Слышит ли меня кто-нибудь? Я еще существую?
Я тебя слышу.
Я твой друг. Но ничего не могу сделать. Во всяком случае, не так много.
Возможно, мы увидимся потом, когда все это закончится. Мы будем парить рядом, бок о бок. Сможем любить друг друга. И бегать, бегать вокруг яблонь, источающих аромат, в то время года, которое, вероятно, и называют вечный летом.
Но это потом. А сейчас…
…автомобиль мчится вперед, и ты лежишь в багажнике. Вот он останавливается на пустынной стоянке, и ты получаешь новую порцию «химии». Слишком активно работаешь ногами, а автомобиль пересекает поле, все дальше и дальше погружаясь в непроницаемую темноту.
64
Рамсхелль.
Самая светлая, парадная сторона Линчёпинга.
Вероятно, это лучшая часть города, куда закрыта дверь для большинства, и здесь живут самые известные люди.
«Потому что таков человек, — думает Малин. — Сознательно или бессознательно, при каждом удобном случае он напускает на себя важный вид, будь то в большом или в малом».
Смотрите, мы живем здесь!
У нас есть средства, мы короли округа 0–13.
Дом родителей Маркуса находится в Рамсхелле. Среди домов директоров «Сааба», удачливых предпринимателей, хорошо обеспеченных докторов и успешных деятелей малого бизнеса.

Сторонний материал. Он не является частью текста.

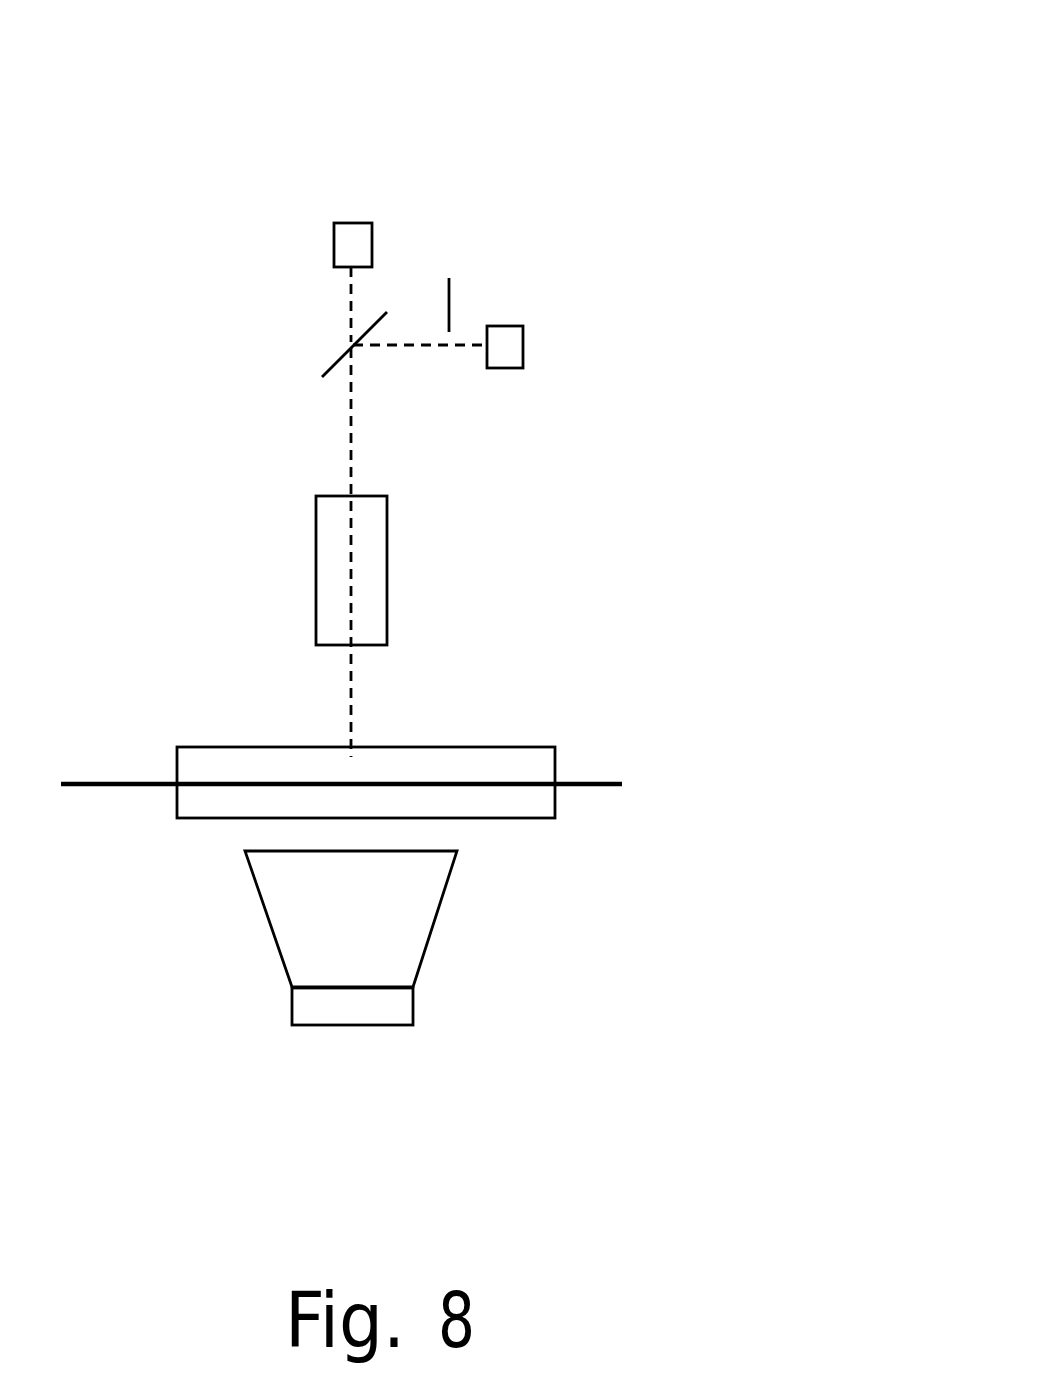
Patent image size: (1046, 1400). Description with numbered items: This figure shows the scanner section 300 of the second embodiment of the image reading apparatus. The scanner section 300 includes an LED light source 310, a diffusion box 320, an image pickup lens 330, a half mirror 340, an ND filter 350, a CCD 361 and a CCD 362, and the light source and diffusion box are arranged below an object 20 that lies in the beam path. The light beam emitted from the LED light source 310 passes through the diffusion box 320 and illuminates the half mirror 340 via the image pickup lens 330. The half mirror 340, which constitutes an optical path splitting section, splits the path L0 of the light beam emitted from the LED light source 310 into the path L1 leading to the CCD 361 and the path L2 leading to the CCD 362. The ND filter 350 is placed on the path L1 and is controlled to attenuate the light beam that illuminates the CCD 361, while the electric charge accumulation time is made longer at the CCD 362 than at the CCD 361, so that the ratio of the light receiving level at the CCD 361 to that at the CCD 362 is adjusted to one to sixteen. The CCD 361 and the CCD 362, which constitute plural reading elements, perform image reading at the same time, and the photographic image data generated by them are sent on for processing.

Эти дома расположены неподалеку от центра Рамсхелля, они поднимаются по склону холма с видом на стадионы «Фолькунгаваллен» и «Тиннис». Большой муниципальный бассейн на открытом воздухе, на который бросают жадные взгляды торговцы недвижимостью со всех концов страны. У подножия склона строения пропадают в лесу или сворачивают на маленькие улочки внизу, где струится река Тиннербекен и начинаются грязно-желтые коробки больничных корпусов. Лучше всего жить на склоне, ближе к городу и с видом на него, и именно там стоит дом родителей Маркуса.

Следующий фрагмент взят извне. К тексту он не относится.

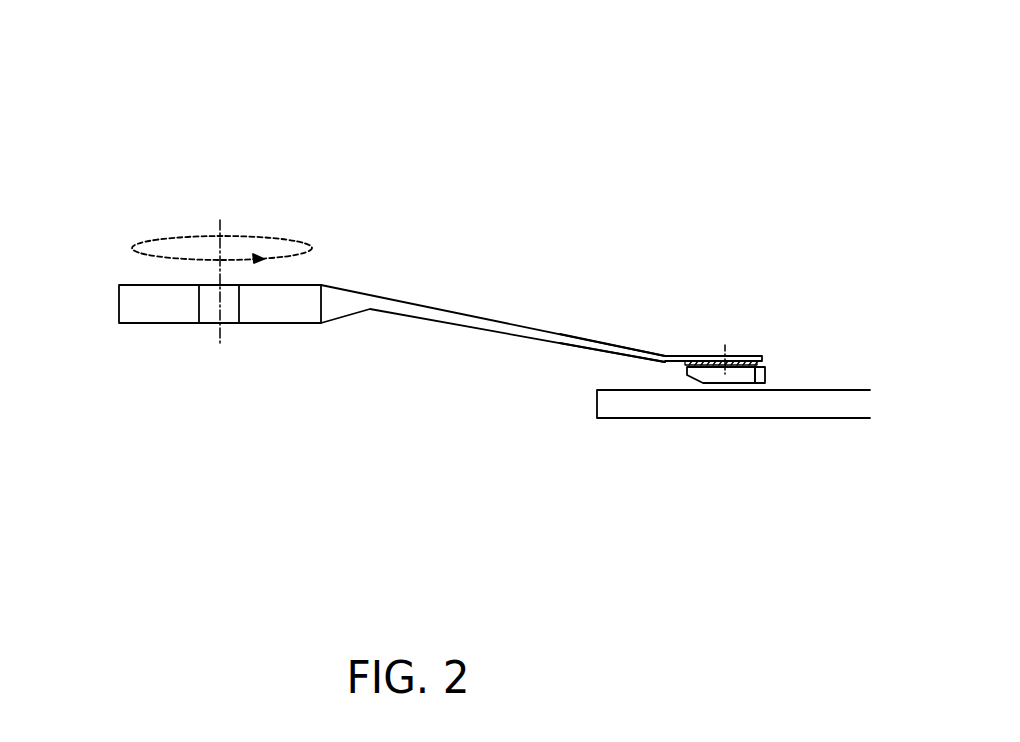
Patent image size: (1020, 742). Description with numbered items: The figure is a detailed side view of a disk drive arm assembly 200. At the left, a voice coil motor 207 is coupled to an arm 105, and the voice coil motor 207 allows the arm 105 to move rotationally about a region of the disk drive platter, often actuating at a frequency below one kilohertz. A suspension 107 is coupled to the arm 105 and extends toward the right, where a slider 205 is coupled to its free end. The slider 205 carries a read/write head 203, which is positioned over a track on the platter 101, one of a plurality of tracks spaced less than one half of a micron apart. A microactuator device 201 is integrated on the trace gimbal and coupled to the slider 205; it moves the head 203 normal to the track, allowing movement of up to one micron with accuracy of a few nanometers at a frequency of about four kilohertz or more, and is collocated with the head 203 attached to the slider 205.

Малин и Туве идут бок о бок, в свете уличных фонарей отбрасывая длинные тени на аккуратно присыпанные гравием тротуары. Конечно, местным жителям хотелось бы выстроить забор вокруг своего района, может, даже с колючей проволокой, по которой пропущен электрический ток, и охранником у ворот. Идея закрытых районов не чужда кое-кому из консерваторов в городском совете, и забор вокруг Рамсхелля не так уж немыслим, как может показаться.
Стоп. Здесь и не далее. Мы и они. Мы против них. Мы.
От их дома до Рамсхелля идти пешком не более пятнадцати минут, и поэтому Малин решила пройтись по морозу, несмотря на заявление Туве: «Я пойду за тобой. И мы будем вместе».
— Я помню, ты говорила, что это должно быть здорово?
— Это будет здорово, Туве.
Они проходят мимо виллы Карин Юханнисон — желтого здания постройки тридцатых годов с деревянным фасадом и верандой.
— Холодно, — жалуется Туве.
— Свежо, — уточняет Малин.
С каждым шагом она чувствует, как беспокойство проходит и крепнет уверенность, что все пройдет хорошо.
— Мама, ты нервничаешь, — вдруг замечает Туве.
— Нервничаю?
— Да, из-за этого.
— Нет, почему я должна нервничать?
— Ты всегда нервничаешь в таких случаях, когда мы идем к кому-нибудь. А ведь это доктора.
— Какая разница кто.
— Там. — Туве показывает вперед по улице. — Третий дом слева.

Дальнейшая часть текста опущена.